En la colección de juguetes se encuentran silbatos, trompos, papalotes, sonajas, muñecos, perinolas, matracas, baleros, yo-yos, pelotas, tambores, calaveritas de azúcar, juegos de la oca, bingo, serpientes, marionetas, piñatas, tablitas, entre otros.

También están las típicas canicas, carrito, trenes de madera, máscaras de lucha libre, cri-cri, chapulín colorado, torito, juguetes de metal, madera, alcancías, atrapa novios, dados, monedas falsas, cajitas sorpresas “con las que jugaban nuestros abuelos y padres".
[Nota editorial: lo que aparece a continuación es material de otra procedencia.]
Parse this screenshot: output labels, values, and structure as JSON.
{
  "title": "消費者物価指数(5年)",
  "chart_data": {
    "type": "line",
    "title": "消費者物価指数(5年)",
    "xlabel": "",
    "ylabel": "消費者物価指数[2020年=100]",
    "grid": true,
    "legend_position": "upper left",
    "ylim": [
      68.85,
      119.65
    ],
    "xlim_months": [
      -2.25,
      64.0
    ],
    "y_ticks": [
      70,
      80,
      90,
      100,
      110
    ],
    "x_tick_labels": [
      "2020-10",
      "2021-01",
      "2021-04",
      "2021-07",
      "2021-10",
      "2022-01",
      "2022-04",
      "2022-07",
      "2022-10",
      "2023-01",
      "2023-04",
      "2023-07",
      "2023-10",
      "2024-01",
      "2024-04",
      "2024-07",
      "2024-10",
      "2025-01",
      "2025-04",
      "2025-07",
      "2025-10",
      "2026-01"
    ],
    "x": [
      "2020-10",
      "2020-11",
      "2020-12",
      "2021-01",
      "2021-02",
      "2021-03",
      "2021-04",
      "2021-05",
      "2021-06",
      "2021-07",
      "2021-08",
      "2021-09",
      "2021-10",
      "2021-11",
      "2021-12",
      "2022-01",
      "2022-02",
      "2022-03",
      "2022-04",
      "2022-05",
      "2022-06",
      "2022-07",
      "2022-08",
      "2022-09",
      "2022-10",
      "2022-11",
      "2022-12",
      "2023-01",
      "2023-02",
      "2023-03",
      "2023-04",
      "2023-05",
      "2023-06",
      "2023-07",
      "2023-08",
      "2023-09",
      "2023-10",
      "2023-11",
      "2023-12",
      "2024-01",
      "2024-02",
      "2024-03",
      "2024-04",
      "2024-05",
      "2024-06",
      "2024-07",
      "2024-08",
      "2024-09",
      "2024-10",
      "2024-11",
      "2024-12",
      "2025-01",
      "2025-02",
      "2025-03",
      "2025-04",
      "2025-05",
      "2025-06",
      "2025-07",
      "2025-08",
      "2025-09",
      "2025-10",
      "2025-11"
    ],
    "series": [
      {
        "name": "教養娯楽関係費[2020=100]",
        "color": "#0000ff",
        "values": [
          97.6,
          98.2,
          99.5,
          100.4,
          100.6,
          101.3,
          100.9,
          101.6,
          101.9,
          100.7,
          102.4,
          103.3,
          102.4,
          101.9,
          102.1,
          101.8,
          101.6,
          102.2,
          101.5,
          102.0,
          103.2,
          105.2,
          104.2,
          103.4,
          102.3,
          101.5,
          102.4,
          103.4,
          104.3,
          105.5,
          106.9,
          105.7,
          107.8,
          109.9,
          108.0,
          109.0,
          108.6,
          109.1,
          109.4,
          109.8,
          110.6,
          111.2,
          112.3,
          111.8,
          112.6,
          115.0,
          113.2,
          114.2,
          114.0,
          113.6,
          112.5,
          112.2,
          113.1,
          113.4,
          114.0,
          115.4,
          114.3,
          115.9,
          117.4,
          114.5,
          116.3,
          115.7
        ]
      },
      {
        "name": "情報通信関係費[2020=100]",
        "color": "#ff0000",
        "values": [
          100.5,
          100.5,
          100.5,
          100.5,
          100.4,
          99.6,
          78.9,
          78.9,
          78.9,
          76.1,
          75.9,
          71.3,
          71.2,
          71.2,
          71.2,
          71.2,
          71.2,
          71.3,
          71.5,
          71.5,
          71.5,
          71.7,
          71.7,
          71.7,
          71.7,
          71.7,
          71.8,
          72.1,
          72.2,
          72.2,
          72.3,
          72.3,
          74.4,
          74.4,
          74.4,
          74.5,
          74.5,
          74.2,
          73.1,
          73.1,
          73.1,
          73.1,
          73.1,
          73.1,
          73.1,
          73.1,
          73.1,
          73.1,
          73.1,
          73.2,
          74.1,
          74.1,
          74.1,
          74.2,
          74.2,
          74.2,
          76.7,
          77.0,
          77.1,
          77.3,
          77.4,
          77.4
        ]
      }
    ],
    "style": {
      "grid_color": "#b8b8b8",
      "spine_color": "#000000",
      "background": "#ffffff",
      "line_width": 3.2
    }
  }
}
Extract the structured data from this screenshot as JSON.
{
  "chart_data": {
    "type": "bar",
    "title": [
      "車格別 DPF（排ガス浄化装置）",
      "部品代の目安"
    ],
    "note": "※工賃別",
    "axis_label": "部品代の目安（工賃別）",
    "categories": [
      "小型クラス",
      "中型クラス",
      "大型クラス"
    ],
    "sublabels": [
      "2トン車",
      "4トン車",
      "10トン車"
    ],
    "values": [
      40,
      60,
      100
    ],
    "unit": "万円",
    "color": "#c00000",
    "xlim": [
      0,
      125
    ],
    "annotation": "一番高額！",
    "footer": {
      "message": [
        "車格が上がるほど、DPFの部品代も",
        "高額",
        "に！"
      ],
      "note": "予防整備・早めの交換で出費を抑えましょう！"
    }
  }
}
Gálvez lleva -cada vez que puede- su Juguetilandia, una de las pocas colecciones de juguetes mexicanos que existe en Estados Unidos, a festivales hispanos, actividades culturales de la comunidad, y eventos masivos en diferentes áreas del estado.

En la pasada edición del Festival Latinoamericano en Charlotte, a mediados de este mes y donde se reunieron más de 25.000 personas, uno de los principales atractivos del evento en la zona de las actividades culturales fue Juguetilandia.

Vistiendo una de sus “máscara de luchador”, Gálvez hizo lo que más disfruta- jugar y compartir sus juguetes preferidos con niños y adultos de todas las razas.